1- Une problématique à l'intensité croissante

Lors de la fermeture des lignes d'intérêt local comme lors de la fin de la vapeur, les amateurs ferroviaires récupèrent des matériels parfois en bon état, parfois fatigués, mais généralement éligibles à une mise (ou remise) en service rapide. L'entretien peut alors se limiter à des opérations relativement simples techniquement et abordables financièrement parlant. Ainsi, la première partie de notre période d'étude se déroule sans gros enjeu relatif à l'entretien des matériels. Les « petits trains » continuent à circuler tant bien que mal.

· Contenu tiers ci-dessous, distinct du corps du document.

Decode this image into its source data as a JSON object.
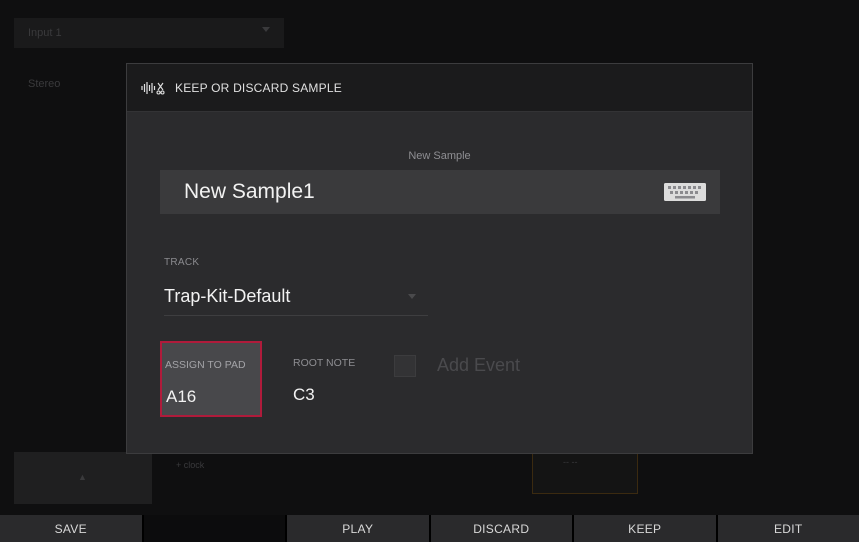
{
  "background": {
    "input_value": "Input 1",
    "channel_value": "Stereo",
    "pad_mark": "▲",
    "clock_label": "+ clock",
    "display_label": "-- --"
  },
  "modal": {
    "title": "KEEP OR DISCARD SAMPLE",
    "icon": "waveform-scissors-icon",
    "sample_caption": "New Sample",
    "sample_name": "New Sample1",
    "keyboard_icon": "keyboard-icon",
    "track_label": "TRACK",
    "track_value": "Trap-Kit-Default",
    "assign_label": "ASSIGN TO PAD",
    "assign_value": "A16",
    "root_label": "ROOT NOTE",
    "root_value": "C3",
    "event_label": "Add Event",
    "accent_color": "#b01b3b"
  },
  "bottom_bar": {
    "buttons": [
      "SAVE",
      "",
      "PLAY",
      "DISCARD",
      "KEEP",
      "EDIT"
    ]
  }
}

Le problème de l'entretien est apparaît sous un jour nouveau, plus sombre, dans les années 1980, suite à la conjonction de plusieurs facteurs :

le vieillissement des matériels ferroviaires, dont le maintien en service peut s'avérer coûteux. Acquis dans un état plus ou moins bon, ce matériel a gagné en âge. Une évidence, certes, mais qui a toute son importance. De petites réparations, il nécessite bientôt de grosses interventions que les associations ne sont plus en

mesure de faire elles-mêmes ou de financer. Côté locomotives à vapeur, c'est le moment des « chutes de timbre »210 où l'on découvre que certaines chaudières sont à refaire, au prix fort (là encore, compter au minimum 150.000 €)

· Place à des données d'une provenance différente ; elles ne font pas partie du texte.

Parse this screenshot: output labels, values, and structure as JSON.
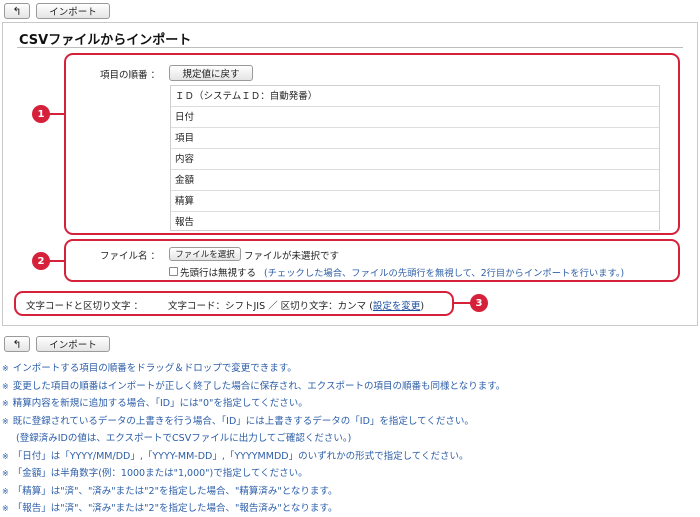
{
  "toolbar": {
    "back_symbol": "↰",
    "import_label": "インポート"
  },
  "panel": {
    "title": "CSVファイルからインポート"
  },
  "badges": [
    "1",
    "2",
    "3"
  ],
  "order_section": {
    "label": "項目の順番 ：",
    "reset_label": "規定値に戻す",
    "items": [
      "ＩＤ（システムＩＤ：自動発番）",
      "日付",
      "項目",
      "内容",
      "金額",
      "精算",
      "報告"
    ]
  },
  "file_section": {
    "label": "ファイル名 ：",
    "choose_label": "ファイルを選択",
    "no_file_text": "ファイルが未選択です",
    "skip_header_label": "先頭行は無視する",
    "skip_header_note": "(チェックした場合、ファイルの先頭行を無視して、2行目からインポートを行います。)"
  },
  "encoding_section": {
    "label": "文字コードと区切り文字 ：",
    "value_text": "文字コード：シフトJIS ／ 区切り文字：カンマ (",
    "change_link": "設定を変更",
    "close_paren": ")"
  },
  "notes": [
    {
      "mark": "※",
      "text": "インポートする項目の順番をドラッグ＆ドロップで変更できます。"
    },
    {
      "mark": "※",
      "text": "変更した項目の順番はインポートが正しく終了した場合に保存され、エクスポートの項目の順番も同様となります。"
    },
    {
      "mark": "※",
      "text": "精算内容を新規に追加する場合、「ID」には\"0\"を指定してください。"
    },
    {
      "mark": "※",
      "text": "既に登録されているデータの上書きを行う場合、「ID」には上書きするデータの「ID」を指定してください。"
    },
    {
      "mark": "",
      "text": "(登録済みIDの値は、エクスポートでCSVファイルに出力してご確認ください。)"
    },
    {
      "mark": "※",
      "text": "「日付」は「YYYY/MM/DD」,「YYYY-MM-DD」,「YYYYMMDD」のいずれかの形式で指定してください。"
    },
    {
      "mark": "※",
      "text": "「金額」は半角数字(例：1000または\"1,000\")で指定してください。"
    },
    {
      "mark": "※",
      "text": "「精算」は\"済\"、\"済み\"または\"2\"を指定した場合、\"精算済み\"となります。"
    },
    {
      "mark": "※",
      "text": "「報告」は\"済\"、\"済み\"または\"2\"を指定した場合、\"報告済み\"となります。"
    }
  ]
}
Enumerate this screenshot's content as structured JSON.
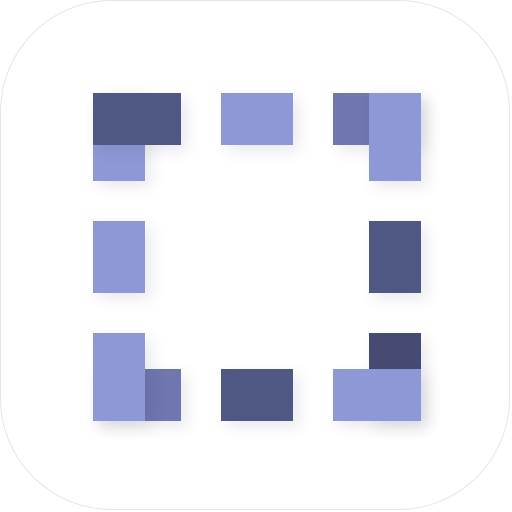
{
  "app_icon": {
    "icon_name": "dashed-selection-frame-icon",
    "background_color": "#ffffff",
    "colors": {
      "light": "#8e98d6",
      "medium": "#6f76b0",
      "dark": "#4f5784",
      "darkest": "#454b72"
    },
    "frame_segments": [
      "top-left-corner",
      "top-edge",
      "top-right-corner",
      "left-edge",
      "right-edge",
      "bottom-left-corner",
      "bottom-edge",
      "bottom-right-corner"
    ]
  }
}
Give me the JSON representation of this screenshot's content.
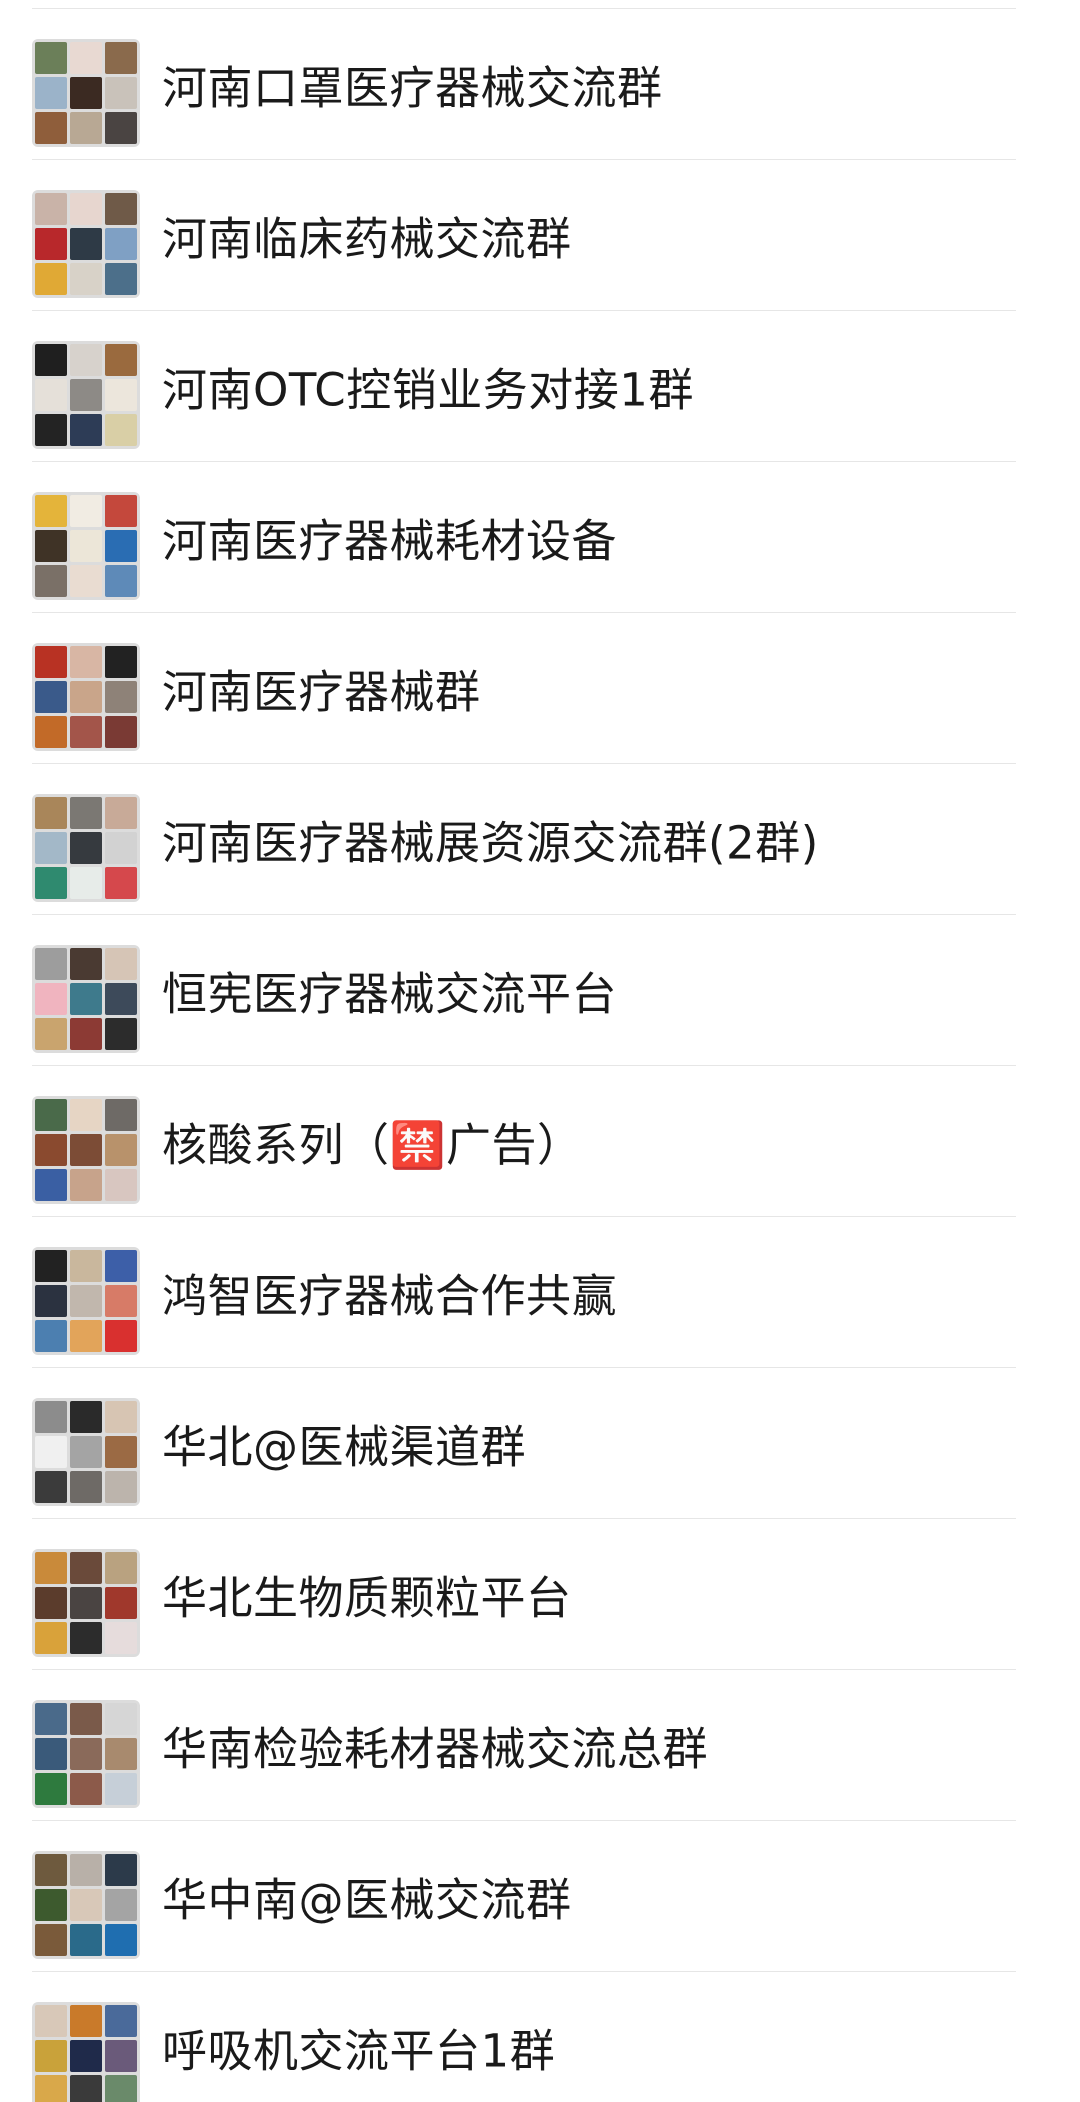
{
  "groups": [
    {
      "name": "河南口罩医疗器械交流群",
      "avatar_colors": [
        "#6b7f59",
        "#e8d9d2",
        "#8a6a4c",
        "#9bb3c9",
        "#3b2a22",
        "#c9c2ba",
        "#8f5e3b",
        "#b8a894",
        "#4a4442"
      ]
    },
    {
      "name": "河南临床药械交流群",
      "avatar_colors": [
        "#c9b3a8",
        "#e7d6cf",
        "#6f5a48",
        "#b8282b",
        "#2e3a46",
        "#7fa0c4",
        "#e0a935",
        "#d8d2c8",
        "#4c6f8a"
      ]
    },
    {
      "name": "河南OTC控销业务对接1群",
      "avatar_colors": [
        "#1f1f1f",
        "#d7d2cc",
        "#9a6a3e",
        "#e5e0d9",
        "#8d8a86",
        "#ece6dc",
        "#232323",
        "#2d3c56",
        "#d9cfa6"
      ]
    },
    {
      "name": "河南医疗器械耗材设备",
      "avatar_colors": [
        "#e4b43a",
        "#f1ece3",
        "#c4483c",
        "#3f3326",
        "#ece6d8",
        "#2a6db3",
        "#7a7067",
        "#e9dcd1",
        "#5e8ab8"
      ]
    },
    {
      "name": "河南医疗器械群",
      "avatar_colors": [
        "#b83223",
        "#d8b6a4",
        "#222222",
        "#3a5a8a",
        "#c9a58a",
        "#8e8278",
        "#c26a28",
        "#a3554a",
        "#7a3a34"
      ]
    },
    {
      "name": "河南医疗器械展资源交流群(2群)",
      "avatar_colors": [
        "#a9865a",
        "#7b7873",
        "#c8aa98",
        "#a3b8c8",
        "#363a3f",
        "#d2d2d2",
        "#2f8a6f",
        "#e7ece9",
        "#d5484c"
      ]
    },
    {
      "name": "恒宪医疗器械交流平台",
      "avatar_colors": [
        "#9d9d9d",
        "#4a3a32",
        "#d6c5b6",
        "#f0b4bf",
        "#3e7a8c",
        "#3d4a5a",
        "#c9a46e",
        "#8c3a34",
        "#2c2c2c"
      ]
    },
    {
      "name": "核酸系列（🈲广告）",
      "avatar_colors": [
        "#4a6a4a",
        "#e6d5c4",
        "#6e6a66",
        "#8a4a2f",
        "#7c4c36",
        "#b8926b",
        "#3a5fa3",
        "#c7a38b",
        "#d8c6c0"
      ]
    },
    {
      "name": "鸿智医疗器械合作共赢",
      "avatar_colors": [
        "#222222",
        "#c9b79d",
        "#3d5fa8",
        "#2b3240",
        "#c1b7ad",
        "#d77b67",
        "#4c7fb0",
        "#e2a45a",
        "#d9302f"
      ]
    },
    {
      "name": "华北@医械渠道群",
      "avatar_colors": [
        "#8c8c8c",
        "#2a2a2a",
        "#d7c5b3",
        "#f0f0f0",
        "#a4a4a4",
        "#9b6a44",
        "#3b3b3b",
        "#6e6a66",
        "#bcb4ac"
      ]
    },
    {
      "name": "华北生物质颗粒平台",
      "avatar_colors": [
        "#c98a3a",
        "#6a4a3a",
        "#b9a280",
        "#5b3c2c",
        "#4a4442",
        "#a0382c",
        "#d9a23a",
        "#2c2c2c",
        "#e6dcdc"
      ]
    },
    {
      "name": "华南检验耗材器械交流总群",
      "avatar_colors": [
        "#4a6a8a",
        "#7a5a4a",
        "#d6d6d6",
        "#3a5a7a",
        "#8a6a5a",
        "#a88a6e",
        "#2e7a3e",
        "#8c5a4a",
        "#c6cfd8"
      ]
    },
    {
      "name": "华中南@医械交流群",
      "avatar_colors": [
        "#6e5a3e",
        "#b8b0a8",
        "#2c3a4a",
        "#3d5a2e",
        "#d8c8b8",
        "#a4a4a4",
        "#7a5a3a",
        "#2a6a8a",
        "#1f6eb0"
      ]
    },
    {
      "name": "呼吸机交流平台1群",
      "avatar_colors": [
        "#d8c8b8",
        "#c97a2a",
        "#4a6a9a",
        "#c9a23a",
        "#1f2a4a",
        "#6a5a7a",
        "#d9a84a",
        "#3a3a3a",
        "#6a8a6a"
      ]
    }
  ]
}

-la raréfaction des matériels disponibles en état convenable oblige peu à peu à se rabattre vers des épaves, certes meilleur marché, mais dont la remise en état demande des années et une solide surface financière

-enfin, le renforcement de la législation en matière de sécurité crée des contraintes supplémentaires d'autant plus lourdes qu'elles s'appliquent à du matériel en mauvais état.

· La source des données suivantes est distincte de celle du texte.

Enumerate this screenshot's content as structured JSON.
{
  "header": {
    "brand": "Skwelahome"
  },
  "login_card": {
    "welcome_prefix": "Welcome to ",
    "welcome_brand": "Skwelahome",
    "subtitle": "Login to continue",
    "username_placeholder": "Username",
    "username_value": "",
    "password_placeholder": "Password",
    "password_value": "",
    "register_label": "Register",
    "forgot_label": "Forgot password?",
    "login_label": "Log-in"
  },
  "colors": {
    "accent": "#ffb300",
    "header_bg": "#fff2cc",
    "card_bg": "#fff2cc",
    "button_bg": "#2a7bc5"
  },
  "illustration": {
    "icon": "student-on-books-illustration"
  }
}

2- Les limites du « Do-it-Yourself »211

En matière de réparations, les exploitants ferroviaires touristiques visent souvent, avec une certaine raison vu la faiblesse des alternatives, l'autonomie, voire la quasi indépendance. La variété des métiers dont sont issus leurs bénévoles constitue pour eux une bénédiction : mécaniciens, soudeurs, peintres, charpentiers, menuisiers, diésélistes, cheminots... chaque métier a sa place et la palette des compétences disponibles s'avère statistiquement proportionnelle au nombre d'adhérents. Les chemins de fer touristiques possèdent presque tous un atelier équipé de machines- outils (le plus souvent achetées d'occasion pour des raisons de coût).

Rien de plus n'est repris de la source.